Obama, que emitió una orden ejecutiva poco después de tomar posesión del cargo en la que se ordenaba el cierre de Guantánamo en el plazo de un año, se topó con la oposición política cuando su gobierno anunció que trasladaría los juicios militares a los tribunales federales. El Congreso acabó añadiendo a la ley de autorización anual del Pentágono un texto que prohibía al gobierno trasladar a los presos de Guantánamo a Estados Unidos por cualquier motivo.
En una señal de que los vientos políticos podrían estar cambiando, el Congreso eliminó recientemente la prohibición de trasladar a los prisioneros de Guantánamo de la autorización del Pentágono, y eliminó la financiación del centro de detención del presupuesto del próximo año. Queda por ver si esto cambiará, sobre todo después de que varios exprisioneros, liberados tanto bajo el mandato de Bush como de Obama, se convirtieran en líderes talibanes en Afganistán.
El gobierno de Biden, que no respondió a las solicitudes de comentarios para este artículo, no ha dicho mucho sobre sus planes.
“No tengo un calendario para ustedes”, dijo la secretaria de prensa Jen Psaki a los periodistas cuando se le preguntó en julio sobre el cierre de Guantánamo. “Como saben, hay un proceso. Hay diferentes etapas en el proceso. Pero ese sigue siendo nuestro objetivo, y estamos considerando todas las vías disponibles para transferir responsablemente a los detenidos y, por supuesto, cerrar Guantánamo.”

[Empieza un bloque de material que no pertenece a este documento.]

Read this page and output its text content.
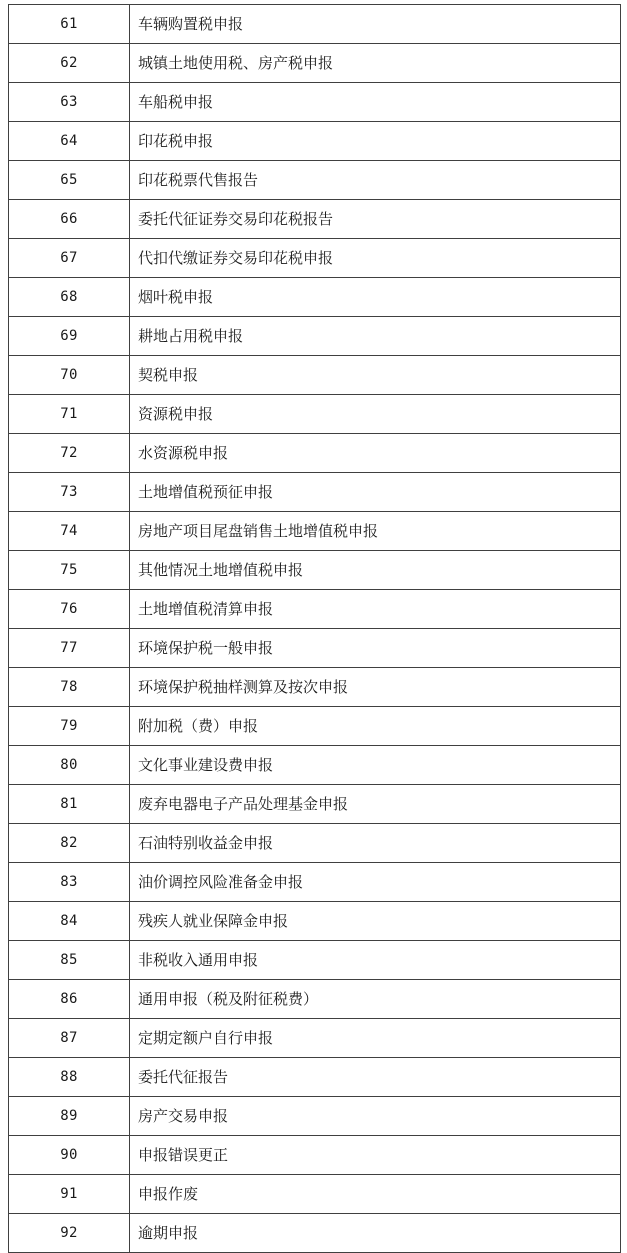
61	车辆购置税申报
62	城镇土地使用税、房产税申报
63	车船税申报
64	印花税申报
65	印花税票代售报告
66	委托代征证券交易印花税报告
67	代扣代缴证券交易印花税申报
68	烟叶税申报
69	耕地占用税申报
70	契税申报
71	资源税申报
72	水资源税申报
73	土地增值税预征申报
74	房地产项目尾盘销售土地增值税申报
75	其他情况土地增值税申报
76	土地增值税清算申报
77	环境保护税一般申报
78	环境保护税抽样测算及按次申报
79	附加税（费）申报
80	文化事业建设费申报
81	废弃电器电子产品处理基金申报
82	石油特别收益金申报
83	油价调控风险准备金申报
84	残疾人就业保障金申报
85	非税收入通用申报
86	通用申报（税及附征税费）
87	定期定额户自行申报
88	委托代征报告
89	房产交易申报
90	申报错误更正
91	申报作废
92	逾期申报
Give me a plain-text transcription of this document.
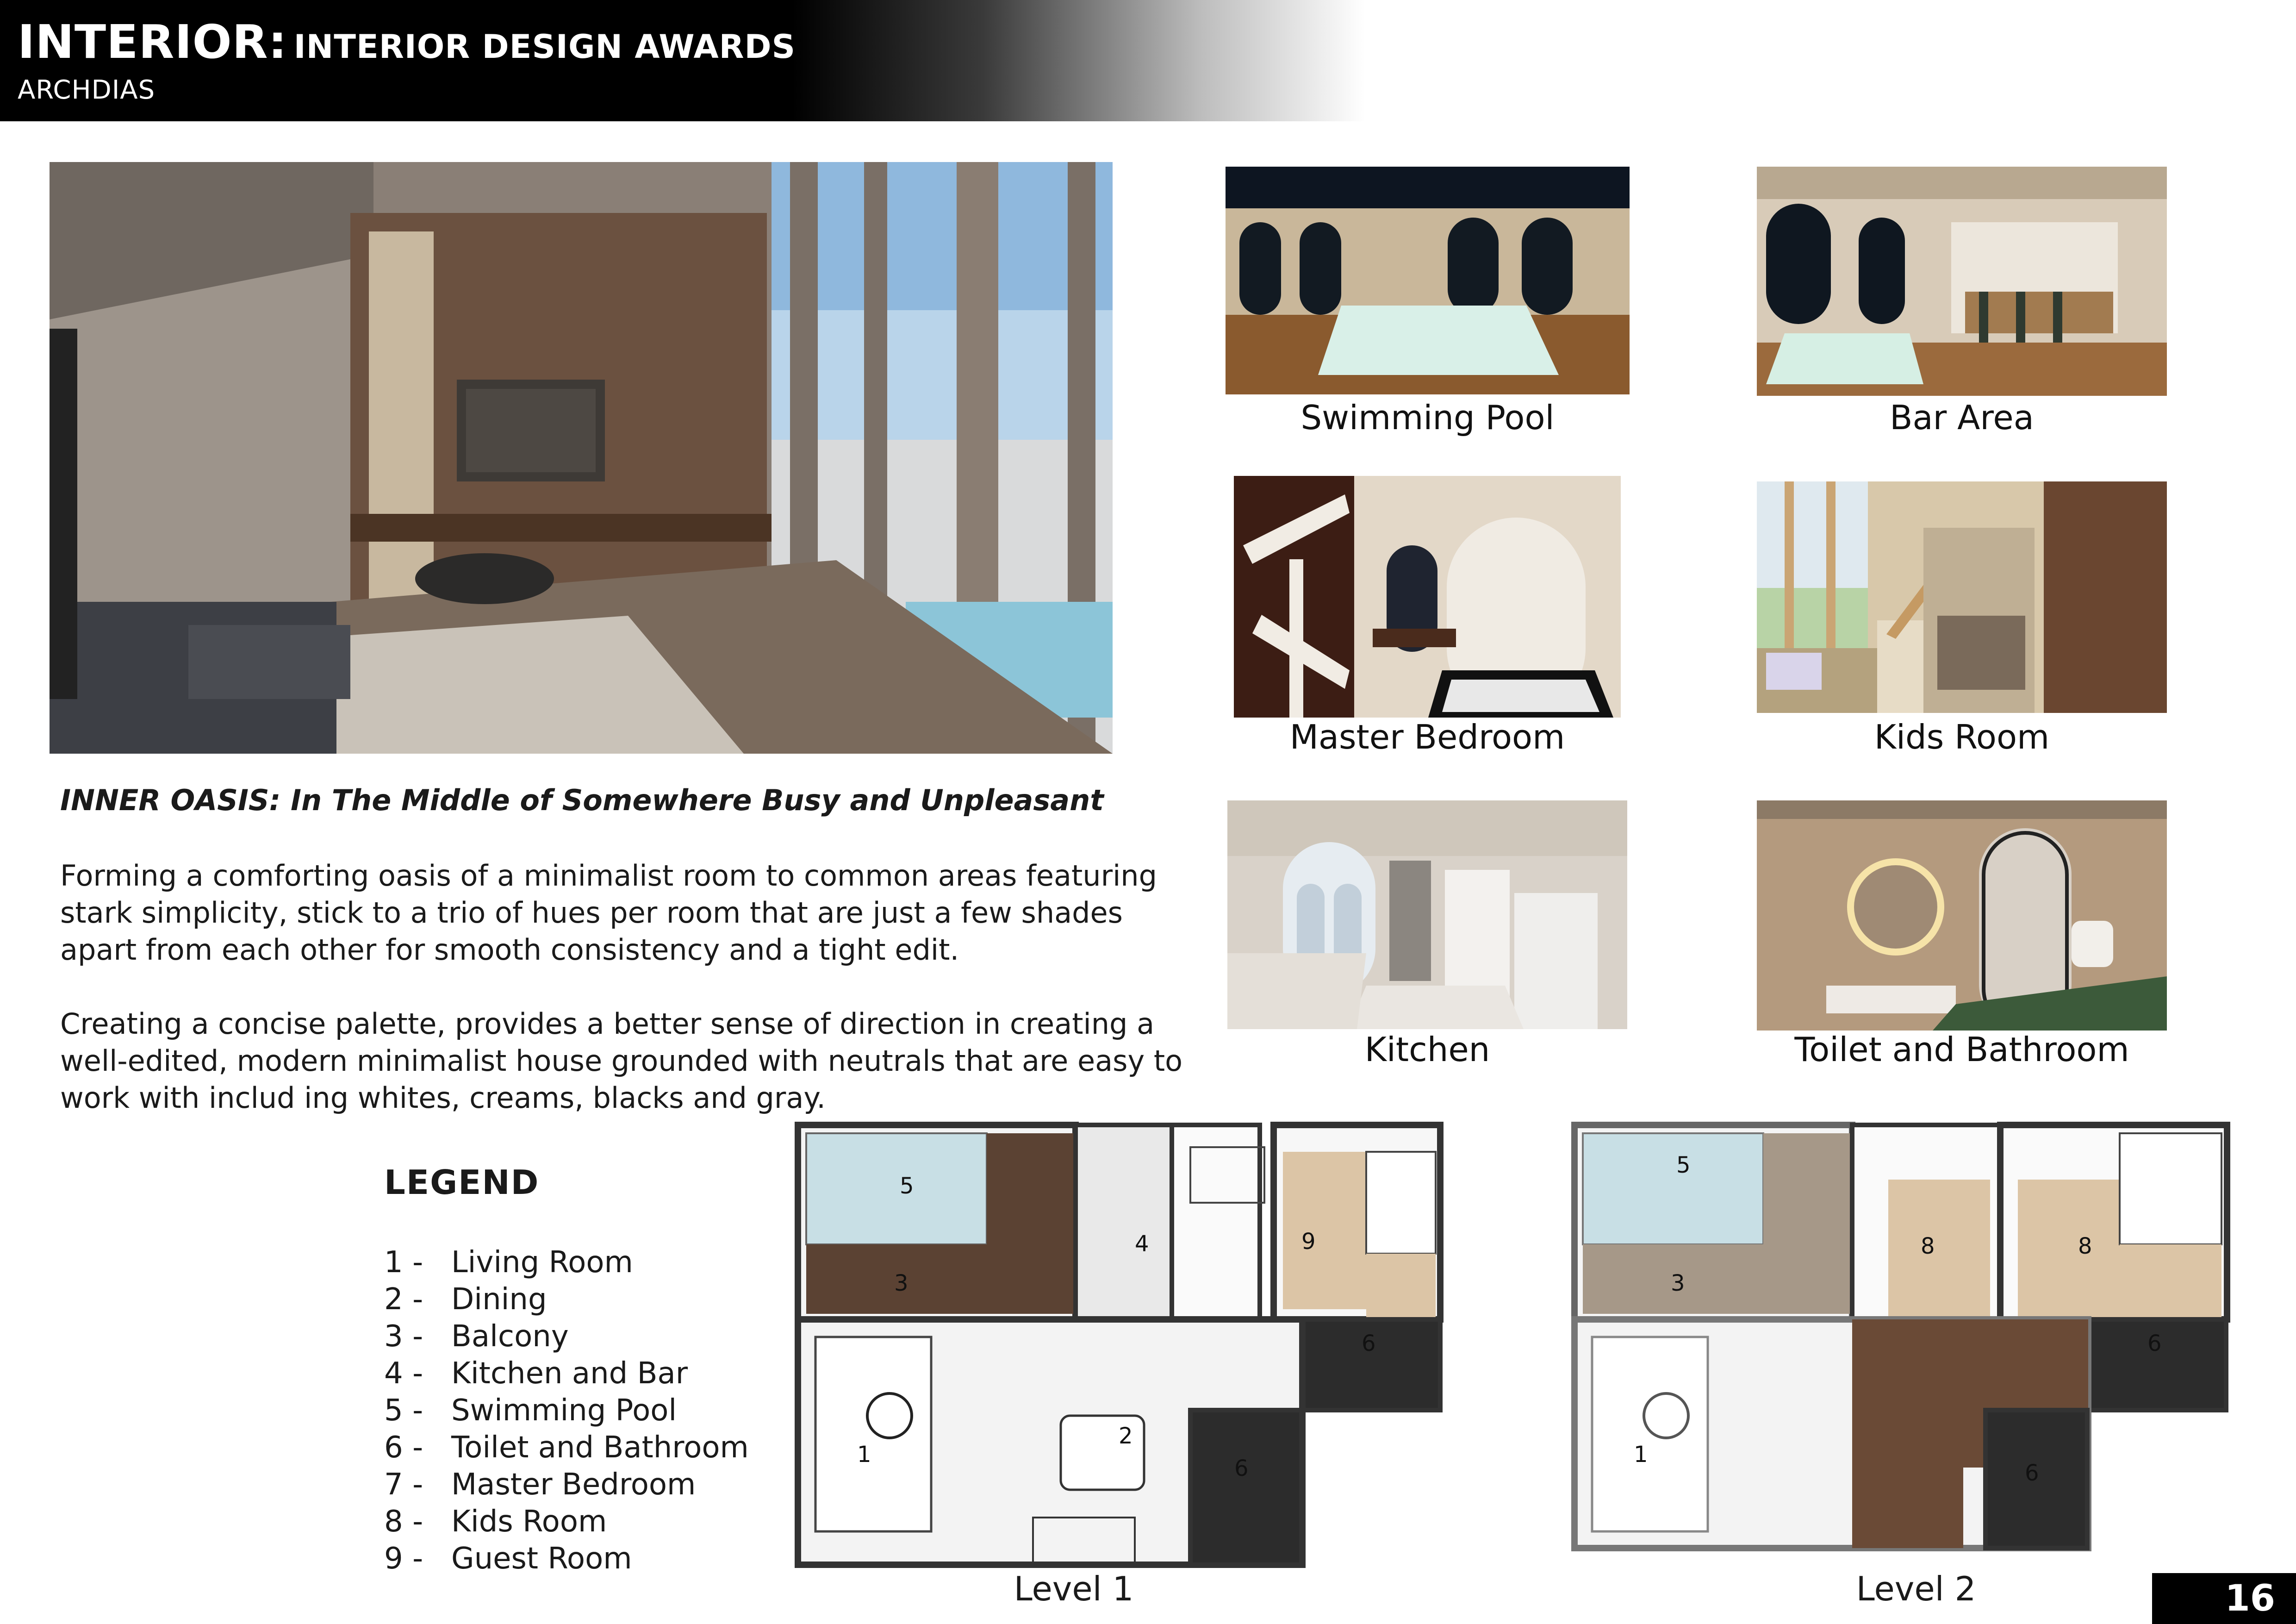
INTERIOR: INTERIOR DESIGN AWARDS
ARCHDIAS
Swimming Pool	Bar Area
Master Bedroom	Kids Room
Kitchen	Toilet and Bathroom
INNER OASIS: In The Middle of Somewhere Busy and Unpleasant
Forming a comforting oasis of a minimalist room to common areas featuring stark simplicity, stick to a trio of hues per room that are just a few shades apart from each other for smooth consistency and a tight edit.
Creating a concise palette, provides a better sense of direction in creating a well-edited, modern minimalist house grounded with neutrals that are easy to work with includ ing whites, creams, blacks and gray.
LEGEND
1 - Living Room
2 - Dining
3 - Balcony
4 - Kitchen and Bar
5 - Swimming Pool
6 - Toilet and Bathroom
7 - Master Bedroom
8 - Kids Room
9 - Guest Room
5
3
4	9
6
1
2
6
Level 1
5
3
8	8
6
1
6
Level 2	16
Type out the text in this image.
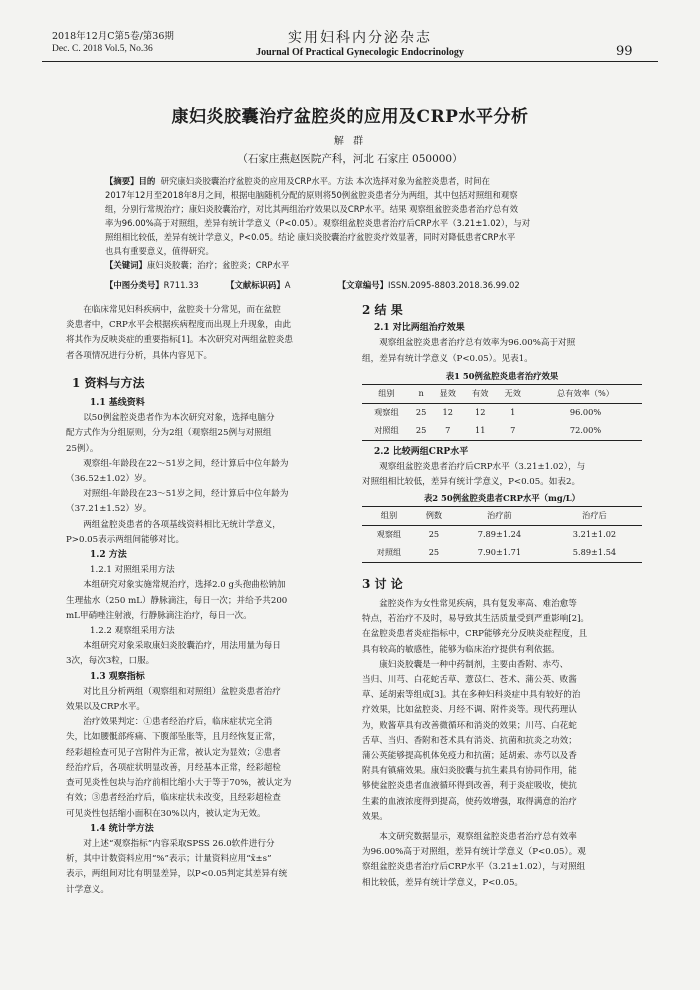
2018年12月C第5卷/第36期
Dec. C. 2018 Vol.5, No.36
实用妇科内分泌杂志
Journal Of Practical Gynecologic Endocrinology	99
康妇炎胶囊治疗盆腔炎的应用及CRP水平分析
解 群
（石家庄燕赵医院产科，河北 石家庄 050000）
【摘要】目的 研究康妇炎胶囊治疗盆腔炎的应用及CRP水平。方法 本次选择对象为盆腔炎患者，时间在
2017年12月至2018年8月之间，根据电脑随机分配的原则将50例盆腔炎患者分为两组，其中包括对照组和观察
组，分别行常规治疗；康妇炎胶囊治疗，对比其两组治疗效果以及CRP水平。结果 观察组盆腔炎患者治疗总有效
率为96.00%高于对照组，差异有统计学意义（P<0.05）。观察组盆腔炎患者治疗后CRP水平（3.21±1.02），与对
照组相比较低，差异有统计学意义，P<0.05。结论 康妇炎胶囊治疗盆腔炎疗效显著，同时对降低患者CRP水平
也具有重要意义，值得研究。
【关键词】康妇炎胶囊；治疗；盆腔炎；CRP水平
【中图分类号】R711.33	【文献标识码】A	【文章编号】ISSN.2095-8803.2018.36.99.02

在临床常见妇科疾病中，盆腔炎十分常见，而在盆腔

炎患者中，CRP水平会根据疾病程度而出现上升现象，由此
将其作为反映炎症的重要指标[1]。本次研究对两组盆腔炎患
者各项情况进行分析，具体内容见下。
1 资料与方法
1.1 基线资料

以50例盆腔炎患者作为本次研究对象，选择电脑分

配方式作为分组原则，分为2组（观察组25例与对照组
25例）。

观察组-年龄段在22～51岁之间，经计算后中位年龄为

（36.52±1.02）岁。

对照组-年龄段在23～51岁之间，经计算后中位年龄为

（37.21±1.52）岁。

两组盆腔炎患者的各项基线资料相比无统计学意义，

P>0.05表示两组间能够对比。
1.2 方法
1.2.1 对照组采用方法

本组研究对象实施常规治疗，选择2.0 g头孢曲松钠加

生理盐水（250 mL）静脉滴注，每日一次；并给予共200
mL甲硝唑注射液，行静脉滴注治疗，每日一次。
1.2.2 观察组采用方法

本组研究对象采取康妇炎胶囊治疗，用法用量为每日

3次，每次3粒，口服。
1.3 观察指标

对比且分析两组（观察组和对照组）盆腔炎患者治疗

效果以及CRP水平。

治疗效果判定：①患者经治疗后，临床症状完全消

失，比如腰骶部疼痛、下腹部坠胀等，且月经恢复正常，
经彩超检查可见子宫附件为正常，被认定为显效；②患者
经治疗后，各项症状明显改善，月经基本正常，经彩超检
查可见炎性包块与治疗前相比缩小大于等于70%，被认定为
有效；③患者经治疗后，临床症状未改变，且经彩超检查
可见炎性包括缩小面积在30%以内，被认定为无效。
1.4 统计学方法

对上述“观察指标”内容采取SPSS 26.0软件进行分

析，其中计数资料应用“%”表示；计量资料应用“x̄±s”
表示，两组间对比有明显差异，以P<0.05判定其差异有统
计学意义。
2 结 果
2.1 对比两组治疗效果

观察组盆腔炎患者治疗总有效率为96.00%高于对照

组，差异有统计学意义（P<0.05）。见表1。
表1 50例盆腔炎患者治疗效果
组别	n	显效	有效	无效	总有效率（%）
观察组	25	12	12	1	96.00%
对照组	25	7	11	7	72.00%
2.2 比较两组CRP水平

观察组盆腔炎患者治疗后CRP水平（3.21±1.02），与

对照组相比较低，差异有统计学意义，P<0.05。如表2。
表2 50例盆腔炎患者CRP水平（mg/L）
组别	例数	治疗前	治疗后
观察组	25	7.89±1.24	3.21±1.02
对照组	25	7.90±1.71	5.89±1.54
3 讨 论

盆腔炎作为女性常见疾病，具有复发率高、难治愈等

特点，若治疗不及时，易导致其生活质量受到严重影响[2]。
在盆腔炎患者炎症指标中，CRP能够充分反映炎症程度，且
具有较高的敏感性，能够为临床治疗提供有利依据。

康妇炎胶囊是一种中药制剂，主要由香附、赤芍、

当归、川芎、白花蛇舌草、薏苡仁、苍术、蒲公英、败酱
草、延胡索等组成[3]。其在多种妇科炎症中具有较好的治
疗效果，比如盆腔炎、月经不调、附件炎等。现代药理认
为，败酱草具有改善微循环和消炎的效果；川芎、白花蛇
舌草、当归、香附和苍术具有消炎、抗菌和抗炎之功效；
蒲公英能够提高机体免疫力和抗菌；延胡索、赤芍以及香
附具有镇痛效果。康妇炎胶囊与抗生素具有协同作用，能
够使盆腔炎患者血液循环得到改善，利于炎症吸收，使抗
生素的血液浓度得到提高，使药效增强，取得满意的治疗
效果。

本文研究数据显示，观察组盆腔炎患者治疗总有效率

为96.00%高于对照组，差异有统计学意义（P<0.05）。观
察组盆腔炎患者治疗后CRP水平（3.21±1.02），与对照组
相比较低，差异有统计学意义，P<0.05。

Los que apoyan el cierre se sienten alentados por el hecho de que el nuevo gobierno haya reactivado un proceso de junta de revisión y haya autorizado la liberación de cinco de los presos (ninguno fue autorizado bajo Trump). Pero les preocupa que el equipo de Biden aún no haya nombrado a nadie en el Departamento de Estado para que lidere un esfuerzo por conseguir acuerdos con otros países para el reasentamiento de los prisioneros, como se hacía bajo el mandato de Obama.
Muchos sostienen que la solución más sencilla sería trasladar los casos de los 10 detenidos que están siendo juzgados por una comisión militar a un tribunal federal en Estados Unidos y encontrar una forma de transferir o liberar al resto. Kebriaei, el abogado cuyo cliente yemení está a la espera de ser liberado, dijo que el gobierno sólo tiene que concentrarse en el asunto.
“Hay una sensación de que hay que hacerlo, y… más de una posibilidad de que se pueda hacer”, dijo.